Details for Site-to-Site VPN

Logging details for Site-to-Site VPN logs.

Resources

  • IPSecConnection

Log Categories

API value (ID): Console (Display Name) Description
read IPSec Logs Includes Site-to-Site VPN logs for read access.

Availability

Site-to-Site VPN v2 is available in all commercial regions. See Updated Site-to-Site VPN service for more about Site-to-Site VPN v2.

Comments

Site-to-Site VPN logs contain all status-related information of the IPSec tunnels associated with the site-to-site type of IPSec connections. This includes bringing of tunnels up or down, and accompanying negotiation information. Each IPSec connection has two IPSec tunnels created, thus the Site-to-Site VPN logs will contain status on both tunnels. Amongst other types of filtering, IPSec tunnels can be distinguished and thus filtered on their data.TunnelId (see Contents of a Site-to-Site VPN Log below for details).

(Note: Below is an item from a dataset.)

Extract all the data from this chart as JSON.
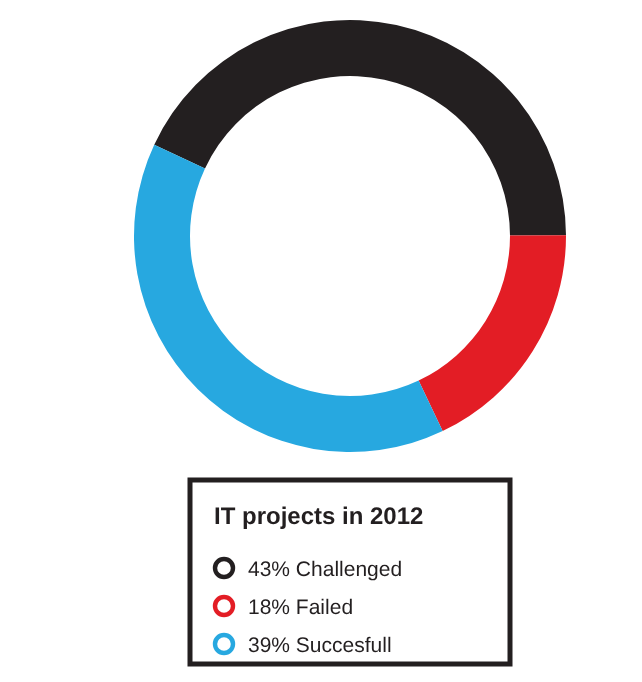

Most Site-to-Site VPN log messages begin with a connection name. The connection name is unique for each IPSec tunnel. Its base form is comprised of ten numeric digits (see the sample value for the data.message property in the table below). In total, a connection name has three additional variants, and which variant(s) are used is based on the following:

  1. Each IPSec tunnel has a unique ten-digit key assigned to (for example, 9123456789) which is contained in the beginning of many of the IPSec log messages. This is the form for IPv4 tunnels.
  2. If the given IPSec tunnel is also configured for IPv6, IPSec log messages can also contain the same ten-digit key with a _v6 appended to it (for example, 9123456789_v6).
  3. If the tunnel is policy-based (that is, MED is enabled) there can be multiple SAs depending on the configuration. The form of the ten-digit key for IPv4 tunnels with multiple SAs is a sequence of _1, _2, _3, and accordingly depending on the number of SAs (for example, 9123456789_1, 9123456789_2, 9123456789_3).
  4. If the given policy-based tunnel is also configured for IPv6, IPSec log messages can also contain the same ten-digit key and SA index, along with v6 (for example, 9123456789_v6_1).

Contents of a Site-to-Site VPN Log

A Site-to-Site VPN log contains the following fields:

Property Description Sample Value
data.message The Site-to-Site VPN log message. \"2062988354\": terminating SAs using this connection
data.tunneld The IPSec tunnel OCID of one of the IPSec connection's IPSec tunnels. ocid1.ipsectunnel.region1.sea.<uniqueId>
id Random UUID, unique to each log entry. e3002eaa-d717-472e-8474-d024943a0f27
oracle.compartmentid OCID of the compartment that the log group belongs to. ocid1.tenancy.region1..<uniqueId>
oracle.ingestedtime Time the log was ingested by Oracle Cloud Infrastructure Logging. 2021-02-18T18:22:01.453Z
oracle.loggroupid OCID of the log group. ocid1.loggroup.region1.sea.<uniqueId>
oracle.logid OCID of the log. ocid1.log.region1.sea.<uniqueId>
oracle.tenantid OCID of the tenant. ocid1.tenancy.region1..<uniqueId>
source OCID of the IPSec connection, which is comprised of two IPSec tunnels. ocid1.ipsecconnection.region1.sea.<uniqueId>
specversion OCI logging schema version. 1.0
time Time the log was generated in the IPSec tunnel. 2021-02-18T18:21:52.024Z
type Category of the log. Set of possible values: read com.oraclecloud.vpn.ipseclog.read

An Example Site-to-Site VPN Log

{
      "data":
      {
       "message":" \"2062988354\": terminating SAs using this connection",
       "tunnelId":"ocid1.ipsectunnel.region1.sea.uniqueId"
      },
      "id":"e3002eaa-d717-472e-8474-d024943a0f27",
      "oracle":
      {
        "compartmentid":"ocid1.tenancy.region1..uniqueId",
        "ingestedtime":"2021-02-18T18:22:01.453Z",
        "loggroupid":"ocid1.loggroup.region1.sea.uniqueId",
        "logid":"ocid1.log.region1.sea.uniqueId",
        "tenantid":"ocid1.tenancy.region1..uniqueId"
      },
      "source":"ocid1.ipsecconnection.region1.sea.uniqueId",
      "specversion":"1.0",
      "time":"2021-02-18T18:21:52.024Z",
      "type":"com.oraclecloud.vpn.ipseclog.read"
    }
}

Troubleshooting

An error is displayed on the log details page if you attempt to enable logs for a v1 Site-to-Site VPN connection. Only v2 connections are supported.